Amanda: The general environment can be a bit tough. Last year when we held an International Women’s Day awareness campaign, boys complained that there wasn’t an International Men’s Day. Whenever toxic masculinity comes up men don't want to talk about it and shut you down. I was trying to debate the recent Gillette advertisement with a boy in my media studies class, but he just kept repeating the word, “No” while I was speaking, and the teacher brushed it off.
Abigail: I definitely try to speak up when I hear someone putting women down. I have heard a lot of it and am not afraid to stand up and voice my opinion.
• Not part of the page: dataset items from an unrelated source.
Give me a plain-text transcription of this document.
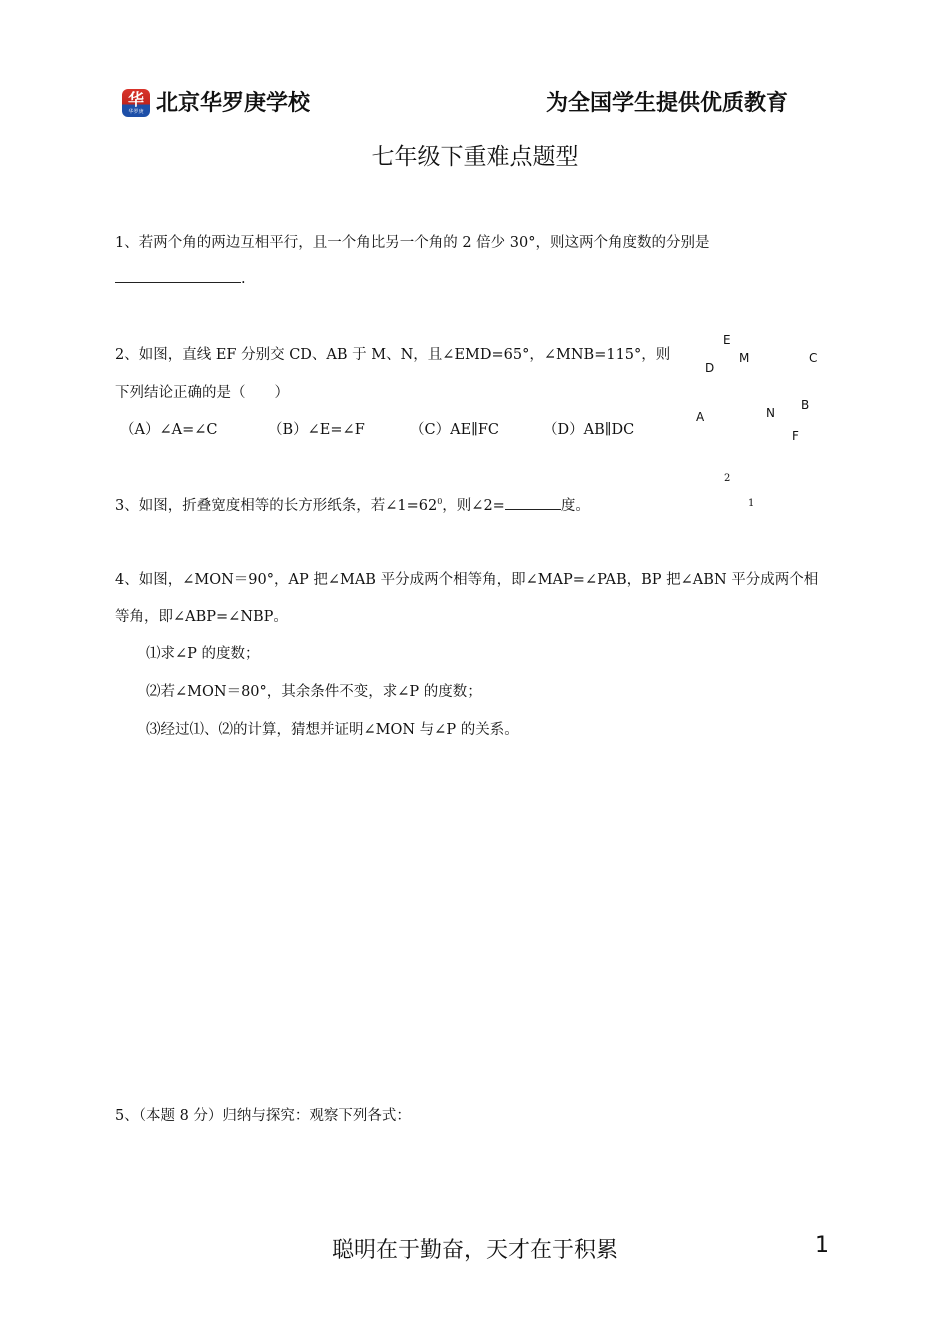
华
华罗庚 北京华罗庚学校	为全国学生提供优质教育
七年级下重难点题型
1、若两个角的两边互相平行，且一个角比另一个角的 2 倍少 30°，则这两个角度数的分别是
.
2、如图，直线 EF 分别交 CD、AB 于 M、N，且∠EMD=65°，∠MNB=115°，则
下列结论正确的是（　　）
（A）∠A=∠C	（B）∠E=∠F	（C）AE∥FC	（D）AB∥DC
E
D
M	C
A	N
B
F
3、如图，折叠宽度相等的长方形纸条，若$\angle 1=62^0$，则∠2=	度。
2
1
4、如图，∠MON＝90°，AP 把∠MAB 平分成两个相等角，即∠MAP=∠PAB，BP 把∠ABN 平分成两个相
等角，即∠ABP=∠NBP。
⑴求∠P 的度数；
⑵若∠MON＝80°，其余条件不变，求∠P 的度数；
⑶经过⑴、⑵的计算，猜想并证明∠MON 与∠P 的关系。
5、（本题 8 分）归纳与探究：观察下列各式：
聪明在于勤奋，天才在于积累	1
Ganaaboute: Standing up for basic human rights and equality is not a political issue. I am also aware that having the privilege of being male, and calling myself a feminist, protects me from the physical threats or dangers that women might experience doing the same.
Jennifer: What women do you look up to?
Zsuzsika: My mom is an entrepreneur and fully in charge of a business that she loves. She is a Boss Lady, great role model and supports me in feminism. I also really appreciate celebrities who use their voices to support and encourage women.
Beatrice: I admire my girlfriends and other women also studying and pursuing careers in engineering.
Erin: I am grateful to Actua. The voice of Melinda Gates is one that I have also heard and connected with. She uses her influence to raise awareness for women’s rights and makes me feel supported in my pursuits.
Abigail: My science teacher Ms. Dewar not only teaches biology, chemistry and physics but helps all of us as much as she can. I also feel inspired by Stephen Hawking’s ability to face and overcome the challenges and criticism he faced on his journey to achieving excellence in science.
Madeline: I look up to my mom who was able to provide for me as a single parent and make my life such a happy one. I am also so impressed whenever I hear Michelle Obama speak and her focus on the next generation.
Anya: The women in my family have all been scientists and I am grateful for a start in life which allowed me to see so much possibility from within my own family. I am also inspired by the people in this room that are vocal and voice their opinions about what they believe in. Alexandria Ocasio-Cortez is also so vocal and has pushed for so much in a short period of time.
Ganaaboute: I would choose Lois an elder from Fort Providence (NWT) who has devoted the last thirty years to sobriety and also to restoring Indigenous culture. The other people I will celebrate is anyone who identifies a problem and devotes their life to making positive change.